On paper, that’s not good for college football. The games have to count. Otherwise why play them? But there is value to the committee’s big-picture approach. Under the old system, a late loss meant you went to the back of the bus, regardless of previous results.
Lou Holtz is still trying to figure out how his 1993 Notre Dame team beat Florida State but watched the Seminoles, with the same 10-1 record, play for the national title (and win it) instead of his Fighting Irish.
You have to look at the whole picture and not just the most recent image. The committee deserves credit for this approach.
Now, what does that mean for this year’s playoff soup? After Saturday’s spate of upsets, Alabama’s the only unbeaten Power 5 team. The Crimson Tide, 10-0, will be the No. 1 seed in the playoff, even with a loss to either Auburn or in the SEC title game (ha-ha, good one, Joe).
That means there are five one-loss teams (Clemson, Louisville, Michigan, Ohio State, Washington) for three playoff spots.

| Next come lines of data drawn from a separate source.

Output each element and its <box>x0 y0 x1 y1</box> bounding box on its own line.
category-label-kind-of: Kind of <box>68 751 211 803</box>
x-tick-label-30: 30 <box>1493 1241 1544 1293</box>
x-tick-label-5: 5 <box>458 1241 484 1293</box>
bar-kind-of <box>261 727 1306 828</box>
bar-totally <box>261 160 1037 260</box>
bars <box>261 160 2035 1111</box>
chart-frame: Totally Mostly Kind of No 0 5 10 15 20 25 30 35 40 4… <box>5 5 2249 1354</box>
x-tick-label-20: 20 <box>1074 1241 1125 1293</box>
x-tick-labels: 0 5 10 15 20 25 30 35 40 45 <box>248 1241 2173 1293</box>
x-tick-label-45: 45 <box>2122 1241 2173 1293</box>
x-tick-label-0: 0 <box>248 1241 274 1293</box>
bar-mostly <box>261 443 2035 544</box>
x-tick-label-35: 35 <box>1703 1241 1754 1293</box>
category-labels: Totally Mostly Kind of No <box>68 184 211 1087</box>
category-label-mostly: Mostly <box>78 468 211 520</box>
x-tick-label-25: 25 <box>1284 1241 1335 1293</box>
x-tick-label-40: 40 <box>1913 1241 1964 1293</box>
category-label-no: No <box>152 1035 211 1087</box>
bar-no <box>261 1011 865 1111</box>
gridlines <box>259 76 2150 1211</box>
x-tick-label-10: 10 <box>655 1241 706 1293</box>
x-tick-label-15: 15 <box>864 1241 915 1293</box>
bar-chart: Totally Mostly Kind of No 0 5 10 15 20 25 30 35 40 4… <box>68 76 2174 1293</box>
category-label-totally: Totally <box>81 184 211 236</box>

Clemson, 9-1 after Saturday’s 43-42 home loss to Pittsburgh, is 9-1. So is Louisville. The Tigers have a win over the Cardinals. The committee does some crazy things to goose TV ratings for its weekly TV rankings show, but they’re not going to ignore head-to-head results. Baylor, you’ll note, did ultimately finish the 2014 season one spot ahead of TCU.
Washington, which lost at home to Southern Cal, is the most likely of the one-loss teams to drop another game. The Huskies have been impressive this season, but they proved they were not ready for primetime on Saturday night. They shrunk on the big stage.
Unlike Clemson, which has quality wins over Auburn, Louisville and Florida State, the Huskies don’t have much to hang their hat on. Utah, on the road, is their best win. Southern Cal getting pasted by Alabama, 52-6 at a neutral site in the opener, doesn’t help Chris Petersen’s team in the comparison game, either.
The Big Ten is where it’s going to get tricky. Michigan and Ohio State, both 9-1, will take care of each other when they play in two weeks. But … and get ready for this … if Ohio State wins (the game is at Ohio State), Penn State would have the tiebreaker over the Buckeyes in the Big Ten’s East division.
That means the Nittany Lions (8-2), which also lost to Pitt this year (the Panthers and former N.C. State offensive coordinator Matt Canada are ruining it for everyone), would face Wisconsin in the Big Ten title game.
So the Big Ten champion would likely get shut out of the CFP in favor of a team that didn’t win its division. Why would the committee take Ohio State?
The Buckeyes already have wins over Oklahoma (8-2), Wisconsin (8-2) and Nebraska (8-2). Even the Sept. 10 win over Tulsa (7-3) looks good because the committee uses a strength of schedule component that measures the combined record of opponents.
So, yes, Saturday’s chaos was fun but three of the teams that lost might wind up in the playoff anyway.
Here’s hoping for more unpredictability.
A weekly review of who’s trending:
↑ Duke: The Blue Devils continue to zig when expected to zag. The Notre Dame road win, the worthy fight in a loss to Louisville, the Virginia home loss (seriously, how did that happen?) and now the 28-27 upset of North Carolina. Truth serum time for Duke fans: Is going 4-8, with wins over Notre Dame and UNC, better than going to a bowl but without beating anyone of note?
↑ Alabama: It must be nice to be so good. While the other top four lost, the Crimson Tide pummeled Mississippi State, 51-3. That’s the same Mississippi State team that knocked off then-No. 4 Texas A&M a week ago. The Tide is so boring, and Nick Saban wouldn’t have it any other way.
↓ Michigan: But … but … Jim Harbaugh wore an Allen Iverson jersey to a satellite camp. But … but … Jim Harbaugh likes milk a lot. But … but … Jim Harbaugh invented football. Spare us, Michigan fans, at least until the Wolverines actually do something on the field.
↓ Virginia Tech: The Hokies are spotting dimes and eating onions. They beat UNC, lose to Syracuse. They beat Pitt, lose to Georgia Tech (which started its backup quarterback and backup running back). Honestly, VT, make up your mind.